The Battle of Păuliș between Hungarian and Romanian troops occurred here in September 1944, during World War II. The 1975 movie Pe aici nu se trece (No Trespassing) recounts the event.

===Sâmbăteni===
Around 1700, a regiment, with probably Serb soldiers, was deployed to defend the Arad region against the Ottoman invasions. These soldiers met once a week in a pub called "la Baba Cati" to give their report on Saturdays (Sâmbăta in Romanian). The place was given the name Sämbäteni, and from here, the names Sembotel, Sobotel. The Serb priests called it Subotel, while the Hungarians, Szabotdhel, or Szabadhely, eventually becoming Sâmbăteni.

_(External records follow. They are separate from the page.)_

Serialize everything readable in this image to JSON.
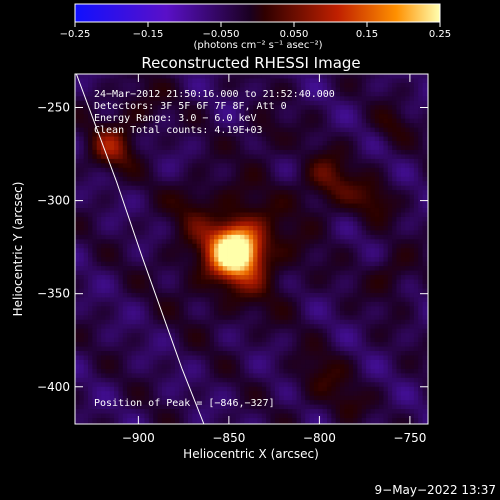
{
  "chart_data": {
    "type": "heatmap",
    "title": "Reconstructed RHESSI Image",
    "xlabel": "Heliocentric X (arcsec)",
    "ylabel": "Heliocentric Y (arcsec)",
    "xlim": [
      -935,
      -740
    ],
    "ylim": [
      -420,
      -232
    ],
    "x_ticks": [
      -900,
      -850,
      -800,
      -750
    ],
    "y_ticks": [
      -250,
      -300,
      -350,
      -400
    ],
    "x_tick_labels": [
      "−900",
      "−850",
      "−800",
      "−750"
    ],
    "y_tick_labels": [
      "−250",
      "−300",
      "−350",
      "−400"
    ],
    "colorbar": {
      "range": [
        -0.25,
        0.25
      ],
      "ticks": [
        -0.25,
        -0.15,
        -0.05,
        0.05,
        0.15,
        0.25
      ],
      "tick_labels": [
        "−0.25",
        "−0.15",
        "−0.050",
        "0.050",
        "0.15",
        "0.25"
      ],
      "unit_label": "(photons cm⁻² s⁻¹ asec⁻²)",
      "colors": [
        "#1010ff",
        "#5a10c8",
        "#2a0030",
        "#7a1a00",
        "#e04000",
        "#ffff80"
      ]
    },
    "annotations": [
      "24−Mar−2012 21:50:16.000 to 21:52:40.000",
      "Detectors: 3F 5F 6F 7F 8F, Att 0",
      "Energy Range: 3.0 − 6.0 keV",
      "Clean    Total counts: 4.19E+03"
    ],
    "peak_label": "Position of Peak = [−846,−327]",
    "peak": {
      "x": -846,
      "y": -327,
      "value": 0.25
    },
    "limb": [
      [
        -935,
        -230
      ],
      [
        -912,
        -290
      ],
      [
        -898,
        -330
      ],
      [
        -887,
        -360
      ],
      [
        -876,
        -390
      ],
      [
        -863,
        -422
      ]
    ]
  },
  "footer": {
    "timestamp": "9−May−2022 13:37"
  }
}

Sâmbăteni is the birthplace of statistician, demographer, and physician Sabin Manuilă (1894–1964). It was also the home of notorious hacker Guccifer (born 1971).

==Economy==
The commune's present-day economy can be characterized by a powerful dynamic force with significant developments in all the sectors present in the commune. In agriculture wine-growing occupies a significant proportion, Barațca village being a well-known viticultural and wine-growing centre. The industry of building materials is represented by the exploitation of granite and diorite in Cladova and Barațca.

==Tourism==
Among the main sights are the Heroes' Monument in Păuliș put up to the memory of the Romanian soldiers killed in the battles in 1944 while defending the Mureș Couloir, the dendrologic park with rare species of yew-tree, magnolia and Himalayan pine, the reinforced settlement and the church dating from the 14-16th centuries situated on the Carierei Hill in Cladova, as well as the famous blindages in Sâmbăteni dating back to the Dacian-Roman period.

The valleys around Cladova were particularly beautiful, comprising extensive oak forest, but nowadays much of this has been destroyed by local inhabitants carrying out illegal treecutting, and unlicensed companies removing up to 500 tons of logs each day. The machinery used to do this, such as large trucks and tractors, has destroyed most of the original rural roads.